The man who has received overwhelming support from citizens who expressed their choice for top cop on websites, newspapers and the airwaves, said that he had no plans to quit the race and would submit his application as soon as the situation allowed him to.
He maintained that police work required more than having a university qualification.
“If a man has a degree in Mathematics for example, obviously he would multiply faster that I could. But if you have a riot in East Kingston, I am sure that I would be capable of handling the situation better than the man with the Maths degree,” said Adams.
“I could have had a degree before, but at university they don’t teach the kind of things that I would want to know. I want someone to teach me how to own my own business, not to teach me how to work for someone and running the business of others,” he added.
Adams now runs his own security firm and names Caribbean Estates, New Era Homes and the Matalon group of companies among his major clients.

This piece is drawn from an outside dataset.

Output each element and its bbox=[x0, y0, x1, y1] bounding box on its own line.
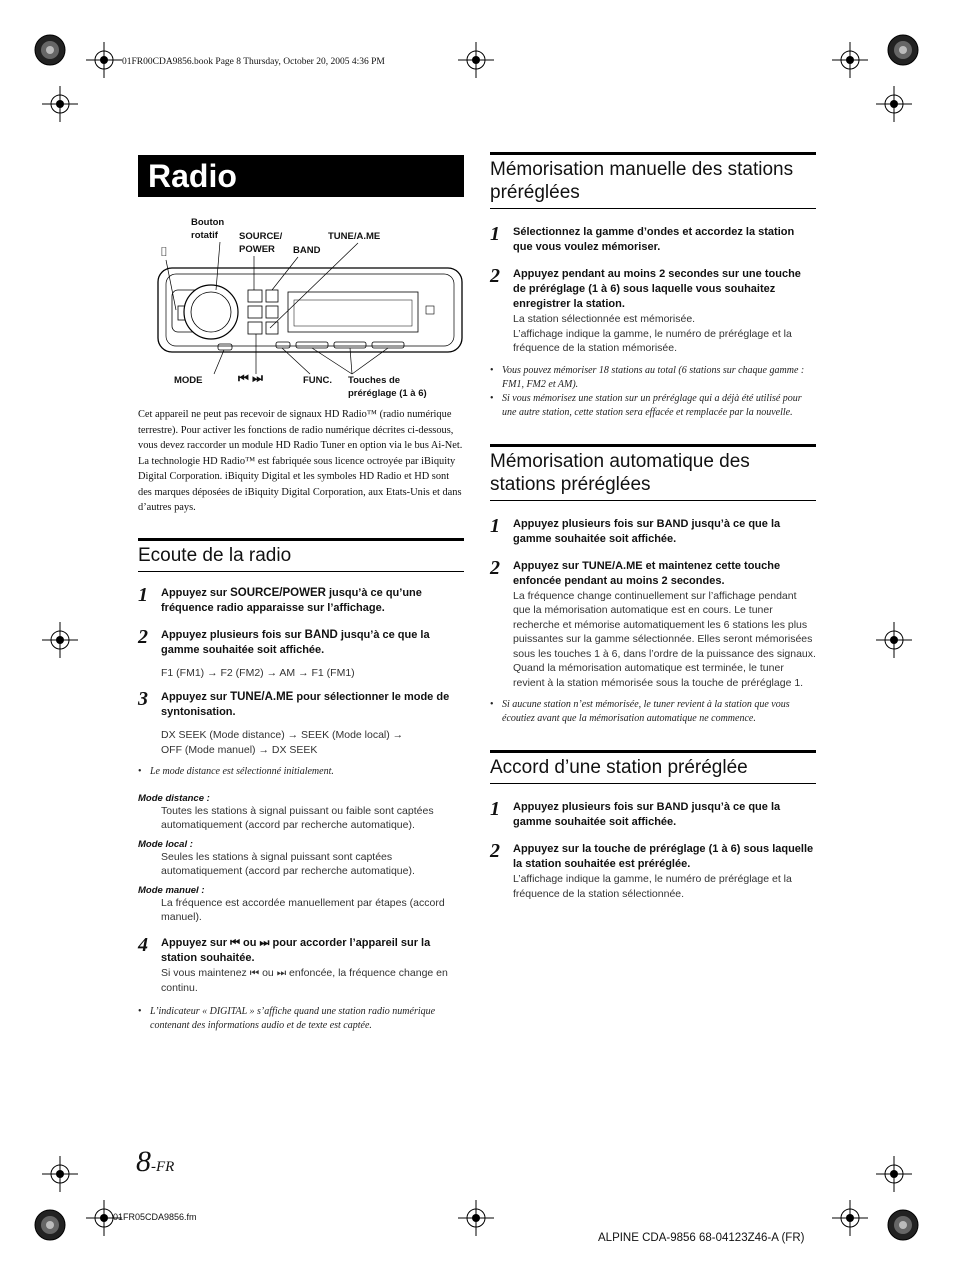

“I spent 41 years in the force and never had the chance to attend university because of a number of reasons,” he explained. “I remember starting a correspondence course from Bennett College in England and was threatened by my sub-officer when I was trying to study that he could charge me for idling on duty. I had to hide and study.
“The last commissioner had a Master’s degree in public administration and he turned public administration into a joke. (Former commissioner) Francis Forbes had a law degree and you would have thought that he would have known better, but he did no better,” said Adams.
“The degree that I have is QBE, meaning Qualified By Experience. I am not satisfied with the people who have first, second and third degrees, as they have led this country nowhere,” he argued. “The wealth, good health, the ability to support my family and myself was due to the education that I got and it had nothing to do with corruption.
“All my children have gone through university level education and I owe no debt. I have achieved everything I want to achieve by the time I reached 50,” St Elizabeth-born Adams said.
He criticised the constabulary’s accelerated promotion programme, whereby persons with tertiary level education could join the police force at a senior level, saying that such persons had not acquired the requisite police knowledge to be effective.
Defending his own time as a police officer, Adams hit back at those who said that crime had increased while he served in senior crime-fighting positions.
“Those persons are being unfair to me, because I never had all-island authority. I had the responsibility for Kingston & St Andrew and St Catherine,” he said.